Diversification Opportunities for Payden Government and Old Westbury
-0.57 | Correlation Coefficient |
Excellent diversification
The 3 months correlation between Payden and Old is -0.57. Overlapping area represents the amount of risk that can be diversified away by holding Payden Government Fund and Old Westbury Large in the same portfolio, assuming nothing else is changed. The correlation between historical prices or returns on Old Westbury Large and Payden Government is a relative statistical measure of the degree to which these equity instruments tend to move together. The correlation coefficient measures the extent to which returns on Payden Government Fund are associated (or correlated) with Old Westbury. Values of the correlation coefficient range from -1 to +1, where. The correlation of zero (0) is possible when the price movement of Old Westbury Large has no effect on the direction of Payden Government i.e., Payden Government and Old Westbury go up and down completely randomly.

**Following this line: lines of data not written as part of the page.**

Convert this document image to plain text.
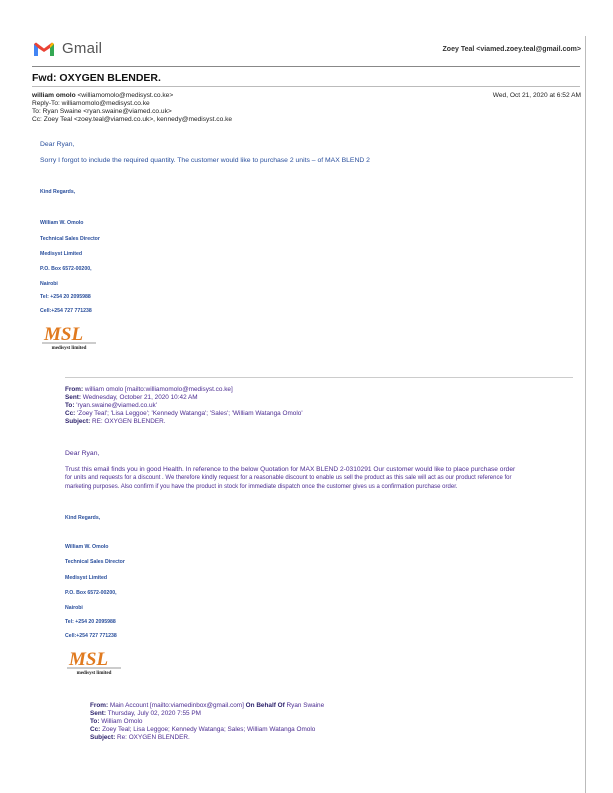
Gmail	Zoey Teal <viamed.zoey.teal@gmail.com>
Fwd: OXYGEN BLENDER.
william omolo <williamomolo@medisyst.co.ke>	Wed, Oct 21, 2020 at 6:52 AM
Reply-To: williamomolo@medisyst.co.ke
To: Ryan Swaine <ryan.swaine@viamed.co.uk>
Cc: Zoey Teal <zoey.teal@viamed.co.uk>, kennedy@medisyst.co.ke
Dear Ryan,
Sorry I forgot to include the required quantity. The customer would like to purchase 2 units – of MAX BLEND 2
Kind Regards,
William W. Omolo
Technical Sales Director
Medisyst Limited
P.O. Box 6572-00200,
Nairobi
Tel: +254 20 2095988
Cell:+254 727 771238
MSL
medisyst limited
From: william omolo [mailto:williamomolo@medisyst.co.ke]
Sent: Wednesday, October 21, 2020 10:42 AM
To: 'ryan.swaine@viamed.co.uk'
Cc: 'Zoey Teal'; 'Lisa Leggoe'; 'Kennedy Watanga'; 'Sales'; 'William Watanga Omolo'
Subject: RE: OXYGEN BLENDER.
Dear Ryan,
Trust this email finds you in good Health. In reference to the below Quotation for MAX BLEND 2-0310291 Our customer would like to place purchase order
for units and requests for a discount . We therefore kindly request for a reasonable discount to enable us sell the product as this sale will act as our product reference for
marketing purposes. Also confirm if you have the product in stock for immediate dispatch once the customer gives us a confirmation purchase order.
Kind Regards,
William W. Omolo
Technical Sales Director
Medisyst Limited
P.O. Box 6572-00200,
Nairobi
Tel: +254 20 2095988
Cell:+254 727 771238
MSL
medisyst limited
From: Main Account [mailto:viamedinbox@gmail.com] On Behalf Of Ryan Swaine
Sent: Thursday, July 02, 2020 7:55 PM
To: William Omolo
Cc: Zoey Teal; Lisa Leggoe; Kennedy Watanga; Sales; William Watanga Omolo
Subject: Re: OXYGEN BLENDER.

Pair Corralation between Payden Government and Old Westbury
Assuming the 90 days horizon Payden Government is expected to generate 3.24 times less return on investment than Old Westbury. But when comparing it to its historical volatility, Payden Government Fund is 4.41 times less risky than Old Westbury. It trades about 0.22 of its potential returns per unit of risk. Old Westbury Large is currently generating about 0.16 of returns per unit of risk over similar time horizon. If you would invest 2,132 in Old Westbury Large on September 13, 2024 and sell it today you would earn a total of 35.00 from holding Old Westbury Large or generate 1.64% return on investment over 90 days.
Time Period | 3 Months [change] |
Direction | Moves Against |
Strength | Very Weak |
Accuracy | 95.45% |
Values | Daily Returns |
Payden Government Fund vs. Old Westbury Large
Performance |
Timeline |
Payden Government |
Old Westbury Large |
Payden Government and Old Westbury Volatility Contrast
Predicted Return Density |
Returns |
Pair Trading with Payden Government and Old Westbury
The main advantage of trading using opposite Payden Government and Old Westbury positions is that it hedges away some unsystematic risk. Because of two separate transactions, even if Payden Government position performs unexpectedly, Old Westbury can make up some of the losses. Pair trading also minimizes risk from directional movements in the market. For example, if an entire industry or sector drops because of unexpected headlines, the short position in Old Westbury will offset losses from the drop in Old Westbury's long position.Payden Government vs. Vy Clarion Real | Payden Government vs. Amg Managers Centersquare | Payden Government vs. Short Real Estate | Payden Government vs. Virtus Real Estate |
Old Westbury vs. Old Westbury All | Old Westbury vs. Old Westbury California | Old Westbury vs. Old Westbury Credit | Old Westbury vs. Old Westbury Fixed |
Check out your portfolio center.Note that this page's information should be used as a complementary analysis to find the right mix of equity instruments to add to your existing portfolios or create a brand new portfolio. You can also try the Volatility Analysis module to get historical volatility and risk analysis based on latest market data.